Je cligne lentement des yeux. Toutes ses paroles me touchent. Je n'avais pas remarqué qu'il tenait autant à moi, c'est gentil.
« Mais... Maître... Pourquoi moi spécialement ?
- J'ai senti de toi une grande force. Tu auras quelque chose de grand à faire dans le futur. Et puis, tu étais... celui qui se montrait le moins, le plus à l'écart, comme si tu étais tout malheureux, que les autres te rejetaient.
Je reste silencieux un instant devant ces paroles. Puis :
« Maître, pourquoi me garder avez vous ? Pas que je m'en plaigne, bien au contraire, j'aime beaucoup, mais la plupart des anges envoient leurs subordonnés dans une petite chambre à l'autre bout du palais...
- Parce que pour moi, tu es bien plus qu'un simple serviteur. Je te considère un peu comme mon fils. Tu n'as rien de moi, à part peut-être ton caractère cochon quand tu as décidé quelque chose, dit-il avec un sourire et de légers rires dans la voix, et pourtant j'ai plus d'affection pour toi que pour quelqu'un d'autre.
- Maître ?
- Oui ?
- Pourquoi n'avez-vous pas plus de serviteurs ? Vous êtes un ange puissant, et la plupart des anges hauts gradés prennent beaucoup de serviteurs pour montrer leur puissance. ...
- Ces anges-là sont vaniteux. La vraie puissance est celle de l'esprit et du cœur. Tu es puissant, toi, par exemple.
- Moins que vous, Maître !
- Non, ne crois pas cela, . Si tu le voulais vraiment, tu pourrais t'opposer à moi. Je suis donc obligé de croire que tu accepte ma... domination sur toi ?
- Votre autorité, plutôt. C'est vous-même qui m'avez dit que personne n'est sous la domination de personne, Maître.
- C'est vrai, tu as raison. Tu apprends vite, mon petit .
Il me sourit avec gentillesse et amusement, et dirige avec une grande rapidité ses mains sur mes flancs. Il commence à me chatouiller doucement, et j'éclate de rire sous ses mains.
Je ne suis encore que ce qu'un humain appellerait un enfant, et j'en ai les réactions spontanées. En l'occurrence, de rire aux éclats lorsque l'on me chatouille.
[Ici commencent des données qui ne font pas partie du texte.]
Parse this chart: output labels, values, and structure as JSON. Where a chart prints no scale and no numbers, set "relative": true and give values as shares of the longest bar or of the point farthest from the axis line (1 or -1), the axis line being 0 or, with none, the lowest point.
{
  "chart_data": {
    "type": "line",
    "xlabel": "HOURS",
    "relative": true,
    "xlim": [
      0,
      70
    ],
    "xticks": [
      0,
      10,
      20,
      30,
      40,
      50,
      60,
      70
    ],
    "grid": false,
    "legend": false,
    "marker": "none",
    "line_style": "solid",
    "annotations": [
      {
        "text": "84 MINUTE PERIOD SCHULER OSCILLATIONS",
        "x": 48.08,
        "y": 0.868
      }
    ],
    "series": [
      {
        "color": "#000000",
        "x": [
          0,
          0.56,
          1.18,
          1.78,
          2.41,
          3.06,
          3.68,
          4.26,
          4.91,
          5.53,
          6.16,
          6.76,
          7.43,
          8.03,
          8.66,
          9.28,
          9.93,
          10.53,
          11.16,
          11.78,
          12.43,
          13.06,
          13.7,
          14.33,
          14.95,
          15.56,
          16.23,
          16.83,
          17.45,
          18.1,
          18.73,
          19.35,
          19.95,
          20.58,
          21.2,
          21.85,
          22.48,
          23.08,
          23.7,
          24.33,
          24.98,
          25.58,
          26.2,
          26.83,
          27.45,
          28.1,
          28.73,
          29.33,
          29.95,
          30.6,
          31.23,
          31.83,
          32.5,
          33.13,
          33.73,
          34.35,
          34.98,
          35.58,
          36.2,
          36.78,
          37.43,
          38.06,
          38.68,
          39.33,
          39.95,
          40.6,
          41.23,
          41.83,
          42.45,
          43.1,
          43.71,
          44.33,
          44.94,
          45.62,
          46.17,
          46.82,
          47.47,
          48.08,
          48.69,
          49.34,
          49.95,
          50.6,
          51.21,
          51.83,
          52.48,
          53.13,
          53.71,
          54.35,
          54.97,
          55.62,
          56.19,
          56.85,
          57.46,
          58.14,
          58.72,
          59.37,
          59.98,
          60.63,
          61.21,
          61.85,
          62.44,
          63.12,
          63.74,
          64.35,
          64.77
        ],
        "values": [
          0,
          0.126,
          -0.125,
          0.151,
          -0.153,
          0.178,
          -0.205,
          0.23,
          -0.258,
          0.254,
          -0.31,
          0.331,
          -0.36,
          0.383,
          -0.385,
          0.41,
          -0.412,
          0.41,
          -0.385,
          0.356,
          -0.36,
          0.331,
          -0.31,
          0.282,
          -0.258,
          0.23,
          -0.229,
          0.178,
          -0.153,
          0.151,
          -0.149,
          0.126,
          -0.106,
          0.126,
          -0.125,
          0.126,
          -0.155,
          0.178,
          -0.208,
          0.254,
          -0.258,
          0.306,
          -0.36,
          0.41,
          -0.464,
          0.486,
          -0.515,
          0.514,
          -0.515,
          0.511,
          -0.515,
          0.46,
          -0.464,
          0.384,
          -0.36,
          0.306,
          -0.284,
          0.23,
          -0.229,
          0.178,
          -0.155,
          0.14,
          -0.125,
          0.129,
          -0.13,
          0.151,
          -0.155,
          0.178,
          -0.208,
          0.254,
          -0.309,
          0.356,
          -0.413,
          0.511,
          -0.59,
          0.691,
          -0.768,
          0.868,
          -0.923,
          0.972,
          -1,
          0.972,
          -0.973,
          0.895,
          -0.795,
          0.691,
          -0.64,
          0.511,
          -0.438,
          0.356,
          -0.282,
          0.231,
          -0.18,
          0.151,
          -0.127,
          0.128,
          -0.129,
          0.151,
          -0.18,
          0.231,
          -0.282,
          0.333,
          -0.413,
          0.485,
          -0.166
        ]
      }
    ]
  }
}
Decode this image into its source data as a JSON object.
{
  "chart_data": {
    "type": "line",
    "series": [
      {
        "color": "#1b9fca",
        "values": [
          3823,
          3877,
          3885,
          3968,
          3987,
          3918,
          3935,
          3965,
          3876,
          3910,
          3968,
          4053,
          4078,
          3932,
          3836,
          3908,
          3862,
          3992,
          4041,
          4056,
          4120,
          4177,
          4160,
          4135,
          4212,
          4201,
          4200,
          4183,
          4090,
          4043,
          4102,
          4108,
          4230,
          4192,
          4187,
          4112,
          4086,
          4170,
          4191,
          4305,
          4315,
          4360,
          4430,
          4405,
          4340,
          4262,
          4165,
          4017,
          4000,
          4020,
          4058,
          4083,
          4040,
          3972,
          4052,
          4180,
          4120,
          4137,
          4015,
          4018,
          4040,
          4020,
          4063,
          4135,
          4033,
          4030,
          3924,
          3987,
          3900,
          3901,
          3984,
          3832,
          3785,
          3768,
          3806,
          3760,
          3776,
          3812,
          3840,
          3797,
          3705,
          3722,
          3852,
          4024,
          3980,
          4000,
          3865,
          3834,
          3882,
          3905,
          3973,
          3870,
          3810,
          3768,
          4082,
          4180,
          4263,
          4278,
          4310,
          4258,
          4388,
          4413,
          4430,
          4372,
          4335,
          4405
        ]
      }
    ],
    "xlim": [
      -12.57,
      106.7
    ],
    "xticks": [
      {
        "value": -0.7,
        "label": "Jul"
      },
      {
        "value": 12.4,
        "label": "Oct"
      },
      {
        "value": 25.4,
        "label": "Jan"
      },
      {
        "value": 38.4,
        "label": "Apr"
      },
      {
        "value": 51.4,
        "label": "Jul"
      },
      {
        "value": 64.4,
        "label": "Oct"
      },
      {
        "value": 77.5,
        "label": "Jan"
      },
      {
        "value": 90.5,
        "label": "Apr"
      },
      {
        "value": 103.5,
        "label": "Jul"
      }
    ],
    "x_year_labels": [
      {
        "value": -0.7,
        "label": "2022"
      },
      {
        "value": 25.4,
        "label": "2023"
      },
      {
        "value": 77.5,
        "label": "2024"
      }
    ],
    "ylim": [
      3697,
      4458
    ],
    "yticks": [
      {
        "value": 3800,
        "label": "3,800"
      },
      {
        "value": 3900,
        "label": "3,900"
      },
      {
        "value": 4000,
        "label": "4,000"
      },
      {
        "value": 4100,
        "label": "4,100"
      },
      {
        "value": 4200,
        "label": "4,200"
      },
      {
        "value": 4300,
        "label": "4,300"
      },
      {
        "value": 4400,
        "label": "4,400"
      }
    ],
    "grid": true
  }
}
Je m'écroule sur le lit, et il me suit dans ma chute, continuant à me chatouiller. Je me tortille, je gigote. Je suis content. C'est la première fois que l'on joue ainsi. Bien sûr, il fait des plaisanteries parfois, et moi aussi, mais jamais encore nous n'avions joué ensemble de cette manière. D'habitude, c'est des parties de cartes, de mah-jong, de shichinarabe... Cette façon de jouer est bien plus plaisante !
Lui au-dessus de moi qui me tords à n'en plus finir sur le lit, il rigole aussi, un peu, moins que moi. Il sourit, surtout. Un grand sourire éclatant, très beau. De toute façon, quoi qu'il fasse, il est beau, alors...
Finalement, il arrête de me chatouiller et je ferme les yeux, essoufflé. Il me laisse gentiment reprendre mon souffle. Il me tourne doucement sur le flanc, et je pose mon front sur le matelas moelleux. Je sens mes vêtements être remontés sur mon dos, un air frais rencontre ma peau.
Je sens le bout de ses doigts fins se poser doucement sur mon dos, délicatement et avec légèreté.
« Pourras-tu un jour me pardonner ma violence... murmure-t-il d'une voix étrange.
En effet, c'est mon dos qui pâtit le plus de ses coups de colère, et il met de plus en plus de temps à se refermer.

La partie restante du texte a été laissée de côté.